"The woman we rescued with him?—the woman who is here?"
She bent her head in assent. Rivardi's eyes dwelt on her with greater tenderness than he had ever felt before,—she looked so frail and fairy-like, and withal so solitary. He took her little hand and gently kissed it with courteous reverence.
"Then—after all—you have known love!" he said in a low voice—"You have felt what it is,—though you have assumed to despise it?"
"My good Giulio, I DO despise most heartily what the world generally understands as love"—she replied; "There is no baser or more selfish sentiment!—a sentiment made up half of animal desire and half of a personal seeking for admiration, appreciation and self-gratification!
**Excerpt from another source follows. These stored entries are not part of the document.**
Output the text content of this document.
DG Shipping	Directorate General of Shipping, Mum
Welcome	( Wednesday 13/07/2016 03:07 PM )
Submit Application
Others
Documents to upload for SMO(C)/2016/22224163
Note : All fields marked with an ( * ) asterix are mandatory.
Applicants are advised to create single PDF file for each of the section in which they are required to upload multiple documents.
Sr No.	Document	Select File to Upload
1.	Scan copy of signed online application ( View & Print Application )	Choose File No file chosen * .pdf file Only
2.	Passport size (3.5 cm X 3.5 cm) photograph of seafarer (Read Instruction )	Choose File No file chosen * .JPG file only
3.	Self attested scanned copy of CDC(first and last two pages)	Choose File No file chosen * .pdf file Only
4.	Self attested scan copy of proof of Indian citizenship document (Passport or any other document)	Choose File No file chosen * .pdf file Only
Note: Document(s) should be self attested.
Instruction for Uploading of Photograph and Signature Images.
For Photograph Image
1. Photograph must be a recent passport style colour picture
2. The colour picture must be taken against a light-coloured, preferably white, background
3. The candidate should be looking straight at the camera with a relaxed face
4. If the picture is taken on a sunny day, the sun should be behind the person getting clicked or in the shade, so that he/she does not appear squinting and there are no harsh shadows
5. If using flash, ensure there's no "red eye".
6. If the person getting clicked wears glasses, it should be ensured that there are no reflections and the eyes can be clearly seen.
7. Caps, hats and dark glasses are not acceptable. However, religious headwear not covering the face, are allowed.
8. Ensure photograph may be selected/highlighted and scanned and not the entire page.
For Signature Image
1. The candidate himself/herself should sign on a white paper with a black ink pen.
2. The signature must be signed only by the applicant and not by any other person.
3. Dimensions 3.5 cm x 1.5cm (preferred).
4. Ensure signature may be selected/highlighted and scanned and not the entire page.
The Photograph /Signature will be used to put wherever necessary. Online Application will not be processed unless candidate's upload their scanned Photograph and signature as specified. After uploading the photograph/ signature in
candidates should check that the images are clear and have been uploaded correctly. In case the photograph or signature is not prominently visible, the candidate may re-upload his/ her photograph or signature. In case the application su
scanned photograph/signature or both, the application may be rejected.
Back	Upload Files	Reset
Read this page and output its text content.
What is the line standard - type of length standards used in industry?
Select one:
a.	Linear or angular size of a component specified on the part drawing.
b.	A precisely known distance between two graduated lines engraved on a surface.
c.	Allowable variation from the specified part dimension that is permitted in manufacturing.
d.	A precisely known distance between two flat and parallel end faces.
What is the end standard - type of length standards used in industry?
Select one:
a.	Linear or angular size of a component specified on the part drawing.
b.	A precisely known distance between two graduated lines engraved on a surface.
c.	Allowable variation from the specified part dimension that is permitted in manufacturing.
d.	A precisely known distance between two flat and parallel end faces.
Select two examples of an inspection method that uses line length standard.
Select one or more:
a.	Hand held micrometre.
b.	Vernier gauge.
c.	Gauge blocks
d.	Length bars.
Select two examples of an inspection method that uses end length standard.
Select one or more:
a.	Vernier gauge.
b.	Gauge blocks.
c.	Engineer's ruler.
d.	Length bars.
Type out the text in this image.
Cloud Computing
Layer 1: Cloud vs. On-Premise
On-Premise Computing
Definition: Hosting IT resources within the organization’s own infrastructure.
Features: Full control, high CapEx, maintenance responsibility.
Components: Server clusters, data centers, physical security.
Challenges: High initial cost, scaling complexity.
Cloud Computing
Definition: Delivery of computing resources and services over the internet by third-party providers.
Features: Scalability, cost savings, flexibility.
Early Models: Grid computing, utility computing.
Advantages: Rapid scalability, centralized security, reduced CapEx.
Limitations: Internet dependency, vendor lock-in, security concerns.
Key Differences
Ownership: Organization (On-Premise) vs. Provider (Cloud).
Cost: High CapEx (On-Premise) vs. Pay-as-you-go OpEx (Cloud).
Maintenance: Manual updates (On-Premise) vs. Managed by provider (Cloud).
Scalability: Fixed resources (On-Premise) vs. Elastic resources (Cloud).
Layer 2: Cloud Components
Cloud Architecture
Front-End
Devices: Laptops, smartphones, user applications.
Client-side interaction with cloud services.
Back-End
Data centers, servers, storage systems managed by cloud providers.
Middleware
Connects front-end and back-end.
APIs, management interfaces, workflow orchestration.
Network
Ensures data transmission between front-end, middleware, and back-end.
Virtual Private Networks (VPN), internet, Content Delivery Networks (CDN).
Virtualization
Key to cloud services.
Yes, Giulio!—it is so, and I despise it for all these attributes—in truth it is not what I understand or accept as love at all—"
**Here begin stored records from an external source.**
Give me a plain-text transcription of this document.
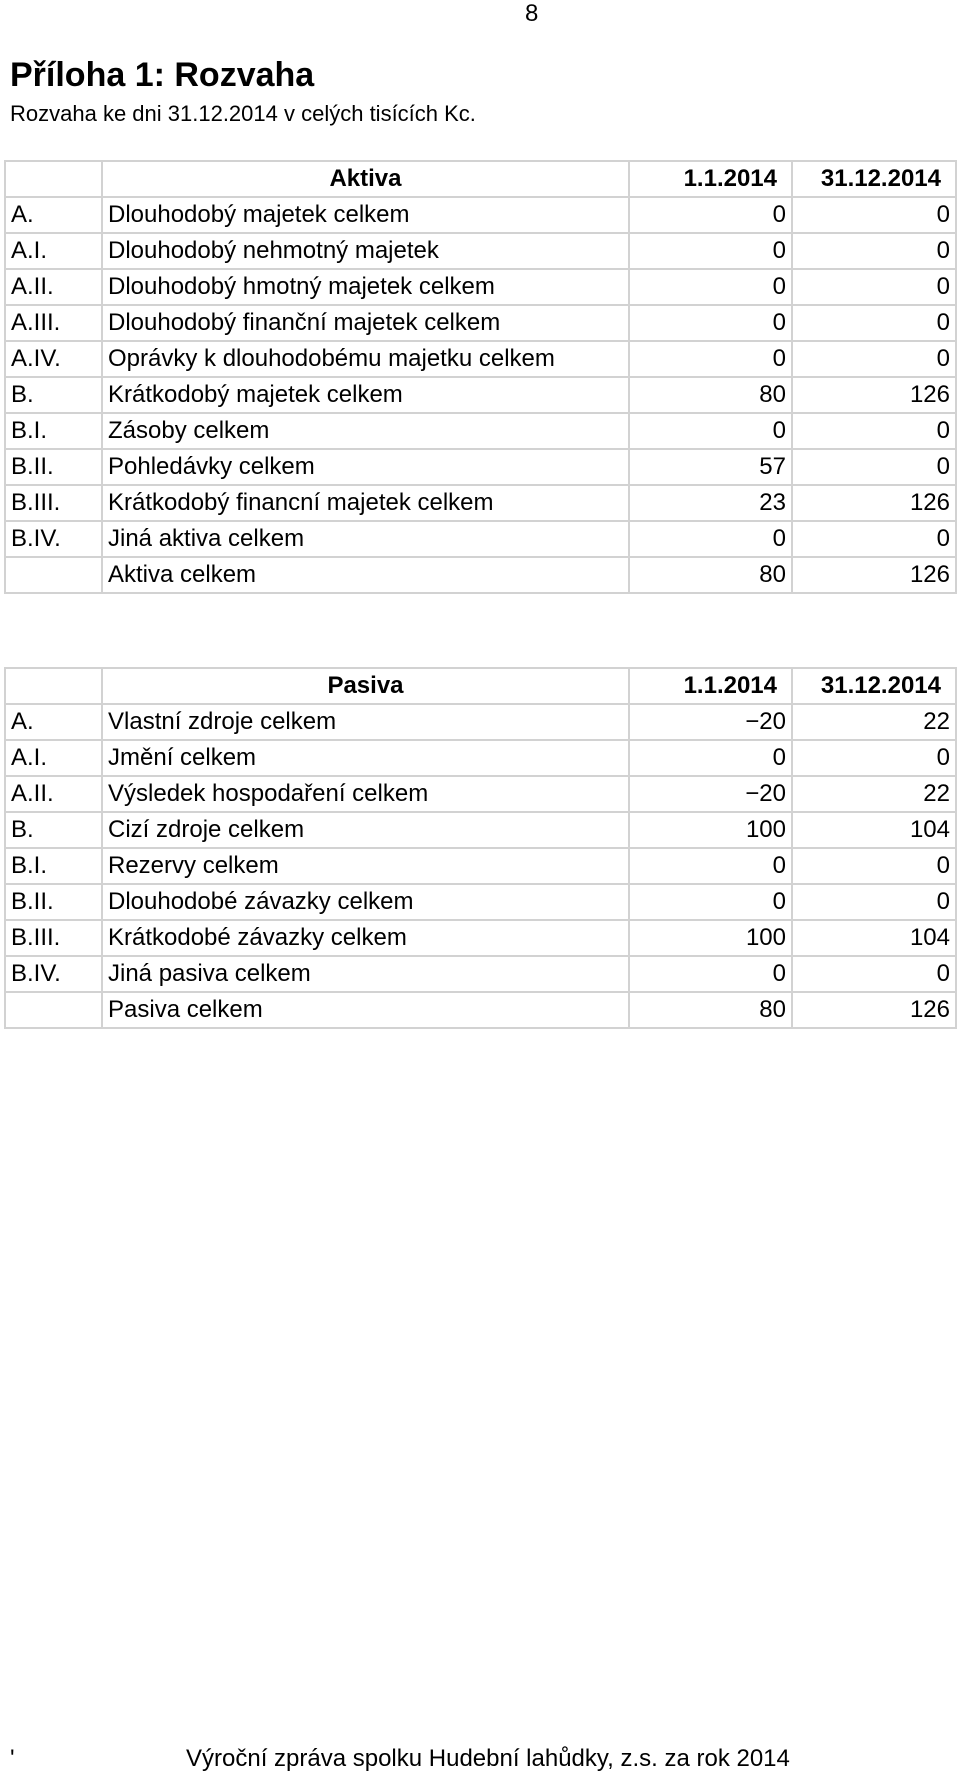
8
Příloha 1: Rozvaha
Rozvaha ke dni 31.12.2014 v celých tisících Kc.
	Aktiva	1.1.2014	31.12.2014
A.	Dlouhodobý majetek celkem	0	0
A.I.	Dlouhodobý nehmotný majetek	0	0
A.II.	Dlouhodobý hmotný majetek celkem	0	0
A.III.	Dlouhodobý finanční majetek celkem	0	0
A.IV.	Oprávky k dlouhodobému majetku celkem	0	0
B.	Krátkodobý majetek celkem	80	126
B.I.	Zásoby celkem	0	0
B.II.	Pohledávky celkem	57	0
B.III.	Krátkodobý financní majetek celkem	23	126
B.IV.	Jiná aktiva celkem	0	0
	Aktiva celkem	80	126
	Pasiva	1.1.2014	31.12.2014
A.	Vlastní zdroje celkem	−20	22
A.I.	Jmění celkem	0	0
A.II.	Výsledek hospodaření celkem	−20	22
B.	Cizí zdroje celkem	100	104
B.I.	Rezervy celkem	0	0
B.II.	Dlouhodobé závazky celkem	0	0
B.III.	Krátkodobé závazky celkem	100	104
B.IV.	Jiná pasiva celkem	0	0
	Pasiva celkem	80	126
'	Výroční zpráva spolku Hudební lahůdky, z.s. za rok 2014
"What DO you understand and accept?" he asked, softly.
Her eyes shone kindly as she raised them to his face.
"Not what you can ever give, Giulio!" she said—"Love—to my mind—is the spiritual part of our being—it should be the complete union of two souls that move as one,—like the two wings of a bird making the body subservient to the highest flights, even as far as heaven! The physical mating of man and woman is seldom higher than the physical mating of any other animals under the sun,—the animals know nothing beyond—but we—we ought to know something!" She paused, then went on—"There is sometimes a great loftiness even in the physical way of so-called 'love'—such passion as the woman we have rescued has for the man she was ready to die with,—a primitive passion of primitive woman at her best. Such feeling is out of date in these days—we have passed that boundary line—and a great unexplored world lies open before us—who can say what we may find there! Perhaps we shall discover what all women have sought for from the beginning of things—"
"And that is?" he asked.
"Happiness!" she replied—"The perfect happiness of life in love!"
He had held her hand till now, when he released it.